White House Decides Building a Federal Database of Experts Isn't Worth It
Cultural challenges and overlap with private sector offerings make the site impractical.
The White House will not proceed with plans to build ExpertNet, an online community of academic and private sector experts to advise federal officials, the government said Friday.
The White House announced plans for ExpertNet in an action plan delivered to the international Open Government Partnership in September 2011.
Since then, however, officials have determined that a governmentwide expert consultation platform would be dogged by implementation challenges and force unnecessary cultural changes, according to Friday’s self-assessment of the government’s progress on fulfilling those open government promises.
Officials also determined that private sector alternatives such as Quora and Stack Overflow could fill many of the same missions they had envisioned for ExpertNet, the assessment said. The government will continue to consider ExpertNet-like programs at particular agencies, the assessment said.
Overall, the U.S. government has fulfilled 24 of the 26 commitments it made to the Open Government Partnership, the assessment said.
The United States was among eight founding nations of the Open Government Partnership and served as an inaugural co-chair of the partnership with Brazil.
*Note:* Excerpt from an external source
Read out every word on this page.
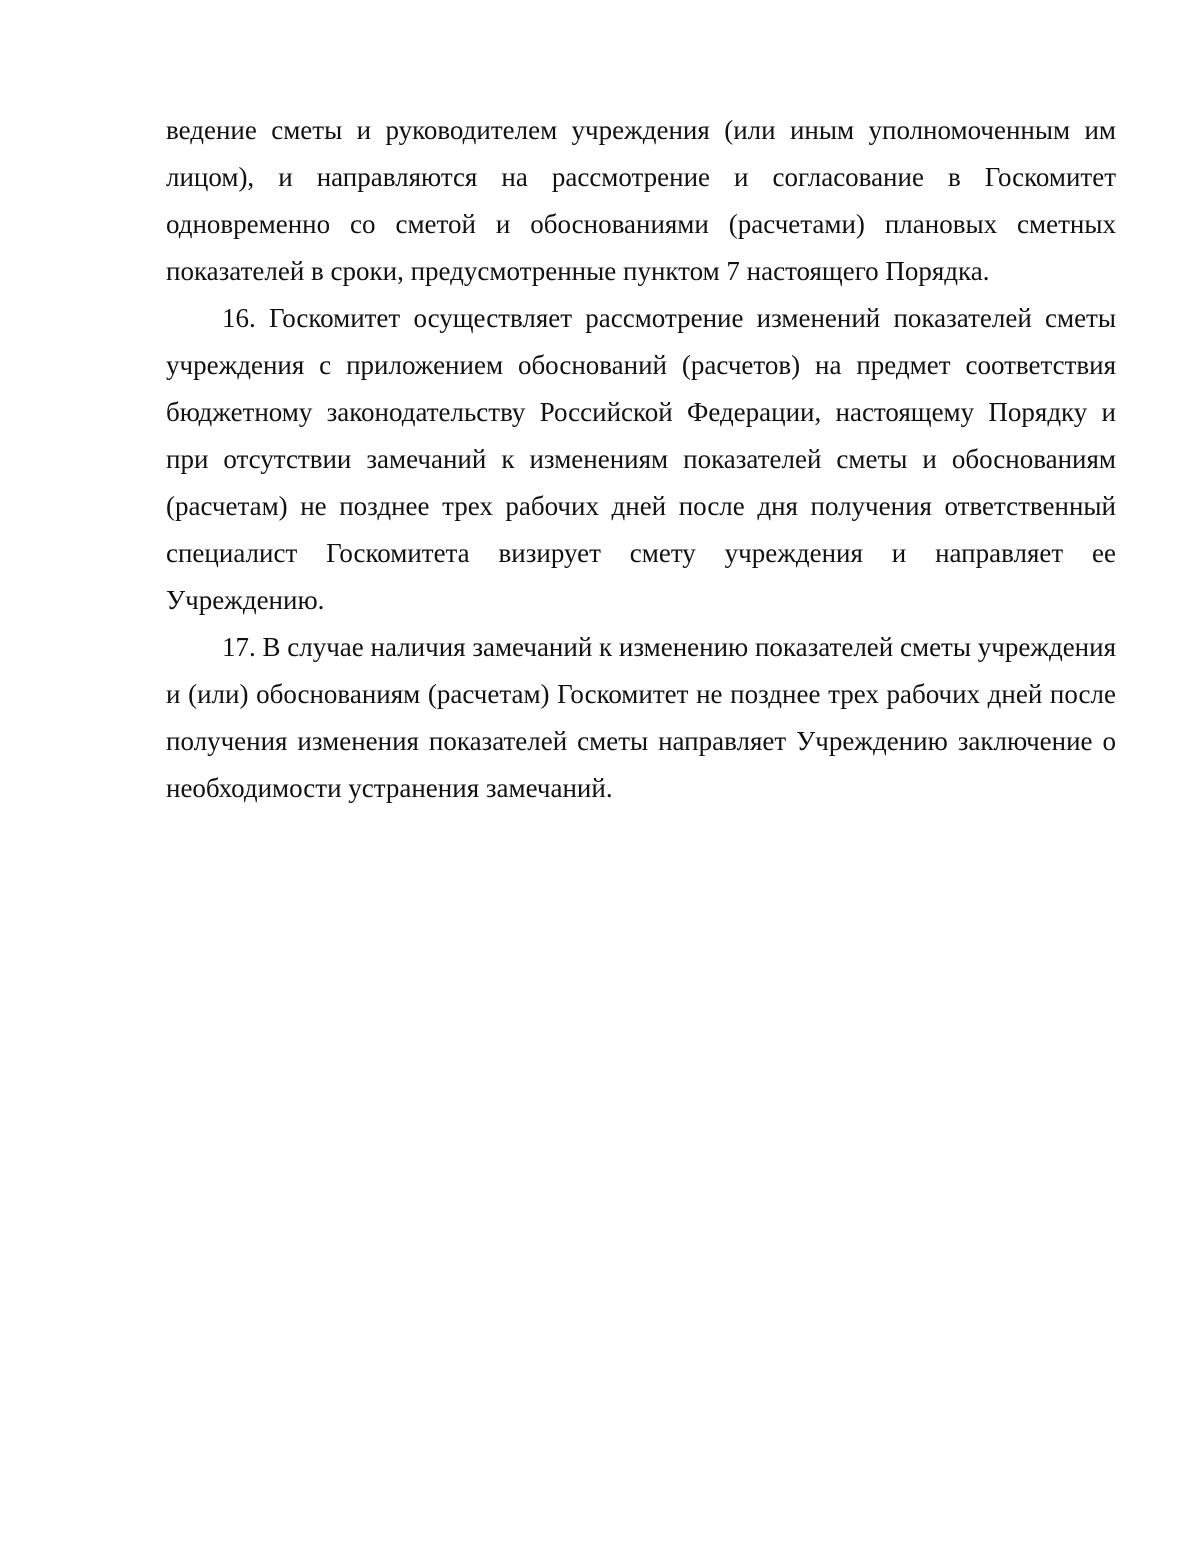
ведение сметы и руководителем учреждения (или иным уполномоченным им лицом), и направляются на рассмотрение и согласование в Госкомитет одновременно со сметой и обоснованиями (расчетами) плановых сметных показателей в сроки, предусмотренные пунктом 7 настоящего Порядка.

16. Госкомитет осуществляет рассмотрение изменений показателей сметы учреждения с приложением обоснований (расчетов) на предмет соответствия бюджетному законодательству Российской Федерации, настоящему Порядку и при отсутствии замечаний к изменениям показателей сметы и обоснованиям (расчетам) не позднее трех рабочих дней после дня получения ответственный специалист Госкомитета визирует смету учреждения и направляет ее Учреждению.

17. В случае наличия замечаний к изменению показателей сметы учреждения и (или) обоснованиям (расчетам) Госкомитет не позднее трех рабочих дней после получения изменения показателей сметы направляет Учреждению заключение о необходимости устранения замечаний.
There are now more than 50 nations participating.
The U.S. list of fulfilled commitments includes declassifying more national security information, using technology to improve response times to Freedom of Information Act requests and modernizing how the government manages electronic records.
The list also includes launching and open sourcing the White House’s We the People online petition site, continuing to develop the government data trove Data.gov, rationalizing the government’s sprawling Web footprint and launching a NASA Space Apps competition.
The government will continue to work on many of the commitments it listed as “fulfilled,” the assessment noted. Many of the efforts -- such as “provide enforcement and compliance data online” -- did not list specific outcomes, so fulfilling them merely marked the beginning of a process rather than its end.
The United States' other unfulfilled commitment is to “develop best practices and metrics for public participation” in government programs.
Officials rolled that commitment in with a larger program known as the federal digital strategy, which has a series of deadlines over the next several months.